In the case of fake account creation, the attack signs are comparable to the common activities of politically-motivated trolling operations or overeager "fandoms" (fan groups of celebrities) who are trying to sway public opinion, create an impression of mass support, or make it appear like someone is receiving heavy disapproval and criticism. These are common activities of real people online, which can now be simulated by bots.

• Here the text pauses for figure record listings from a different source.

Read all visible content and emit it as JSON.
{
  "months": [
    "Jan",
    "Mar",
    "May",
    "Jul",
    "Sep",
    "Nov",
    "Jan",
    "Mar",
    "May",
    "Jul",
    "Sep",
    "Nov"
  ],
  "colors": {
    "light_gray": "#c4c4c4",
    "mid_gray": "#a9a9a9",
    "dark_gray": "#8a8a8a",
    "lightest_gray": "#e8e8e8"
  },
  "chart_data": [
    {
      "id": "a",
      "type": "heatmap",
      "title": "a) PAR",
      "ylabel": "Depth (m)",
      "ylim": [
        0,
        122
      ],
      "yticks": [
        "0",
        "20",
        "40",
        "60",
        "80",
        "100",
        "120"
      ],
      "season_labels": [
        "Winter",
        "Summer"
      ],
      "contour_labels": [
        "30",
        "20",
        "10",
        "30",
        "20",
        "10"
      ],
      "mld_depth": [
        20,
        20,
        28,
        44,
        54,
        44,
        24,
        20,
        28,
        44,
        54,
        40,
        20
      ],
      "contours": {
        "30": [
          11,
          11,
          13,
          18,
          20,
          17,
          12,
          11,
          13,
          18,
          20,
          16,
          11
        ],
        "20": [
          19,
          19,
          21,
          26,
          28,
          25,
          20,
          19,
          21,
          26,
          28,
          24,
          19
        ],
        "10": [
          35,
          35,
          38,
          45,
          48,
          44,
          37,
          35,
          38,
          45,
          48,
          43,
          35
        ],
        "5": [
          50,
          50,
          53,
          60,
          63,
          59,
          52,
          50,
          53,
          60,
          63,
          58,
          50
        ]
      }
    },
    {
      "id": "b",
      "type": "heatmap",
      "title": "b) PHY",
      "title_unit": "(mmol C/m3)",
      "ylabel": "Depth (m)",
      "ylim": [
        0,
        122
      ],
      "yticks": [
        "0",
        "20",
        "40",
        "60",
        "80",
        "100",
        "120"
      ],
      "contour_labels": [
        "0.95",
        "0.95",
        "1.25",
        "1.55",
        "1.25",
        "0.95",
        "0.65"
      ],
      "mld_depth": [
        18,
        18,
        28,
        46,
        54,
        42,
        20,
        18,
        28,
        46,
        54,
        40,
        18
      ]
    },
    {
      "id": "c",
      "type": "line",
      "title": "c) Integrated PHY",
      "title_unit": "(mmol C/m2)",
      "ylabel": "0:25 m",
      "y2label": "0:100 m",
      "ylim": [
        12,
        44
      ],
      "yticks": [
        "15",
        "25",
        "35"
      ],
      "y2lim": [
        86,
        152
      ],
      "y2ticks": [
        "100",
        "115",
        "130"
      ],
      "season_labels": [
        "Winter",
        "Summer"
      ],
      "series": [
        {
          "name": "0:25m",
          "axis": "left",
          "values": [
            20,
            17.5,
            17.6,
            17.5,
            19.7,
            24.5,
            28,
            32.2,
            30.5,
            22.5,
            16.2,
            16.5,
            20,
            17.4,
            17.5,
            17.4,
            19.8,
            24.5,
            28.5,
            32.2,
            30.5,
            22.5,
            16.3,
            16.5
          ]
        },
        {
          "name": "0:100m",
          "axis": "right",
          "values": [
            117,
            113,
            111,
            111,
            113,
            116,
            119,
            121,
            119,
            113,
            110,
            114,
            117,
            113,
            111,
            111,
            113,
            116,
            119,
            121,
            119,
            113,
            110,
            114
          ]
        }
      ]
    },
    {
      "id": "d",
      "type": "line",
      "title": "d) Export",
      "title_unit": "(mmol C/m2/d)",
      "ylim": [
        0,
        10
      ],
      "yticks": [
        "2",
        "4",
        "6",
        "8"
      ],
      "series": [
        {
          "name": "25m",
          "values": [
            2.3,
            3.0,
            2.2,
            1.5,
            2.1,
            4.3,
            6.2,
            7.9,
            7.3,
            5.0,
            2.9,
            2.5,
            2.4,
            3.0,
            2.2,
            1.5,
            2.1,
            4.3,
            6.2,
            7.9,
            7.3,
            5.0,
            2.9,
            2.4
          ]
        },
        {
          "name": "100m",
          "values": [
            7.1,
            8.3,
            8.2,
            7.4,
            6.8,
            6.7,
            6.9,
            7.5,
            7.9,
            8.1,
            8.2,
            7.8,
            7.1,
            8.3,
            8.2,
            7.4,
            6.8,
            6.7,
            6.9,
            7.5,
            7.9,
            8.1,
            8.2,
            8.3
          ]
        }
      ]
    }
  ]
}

For carding, the symptoms point to a scenario wherein someone tries to use a credit card numerous times but keeps getting rejected. It's like a typical hacker who tirelessly tries many things to access an account and use its different functions in an unauthorized manner.
Addressing the problem
In an interview at the 2020 RSAC, anti-fraud and bot mitigation expert Tamer Hassan shared his take on the growing presence of human-like bots. "If you can look like a million humans, what can you do? And the answer is: a lot of things, and it ranges from everything from account takeover and financial fraud to changing the popularity of something."
Online fraud powered by "smart" bots capable of simulating human actions is a complex problem. As such, it requires solutions that treat the problem as if they were really human-initiated. Filtering IP addresses identified as botnet herders' IPs no longer works.
Nevertheless, there are many solutions to address these evolving threats effectively. Security firm Imperva cites a number of these proven protective measures: the use of multi-factor authentication, device fingerprinting, browser validation, machine learning behavior analysis, reputation analysis, and enhanced API security. However, doing all of these one-by-one can be tedious and inefficient.
There's a need for something, a bot management system vs. carding online fraud for instance, that integrates most of the above-mentioned measures. Bad bots can repeat their attacks ceaselessly and tirelessly, so they should be addressed by something that can go toe-to-toe with their boundless recurrence.
Online fraud continues to be a serious cyber threat. COVID-19 failed to slow the attacks down. The pandemic has even become a tool to boost the effectiveness of some fraudulent schemes such as the bogus websites, fake apps, money muling, and deceptive investment opportunities.
The prevalence of human-like bots is an unwelcome complication. Nevertheless, online fraud through human-like bots is not unpreventable. With the right automated system backed by machine learning and other anti-bot measures, organizations can get the adequate protection they need. If these bad bots evolve, the solutions to defeat them can do the same.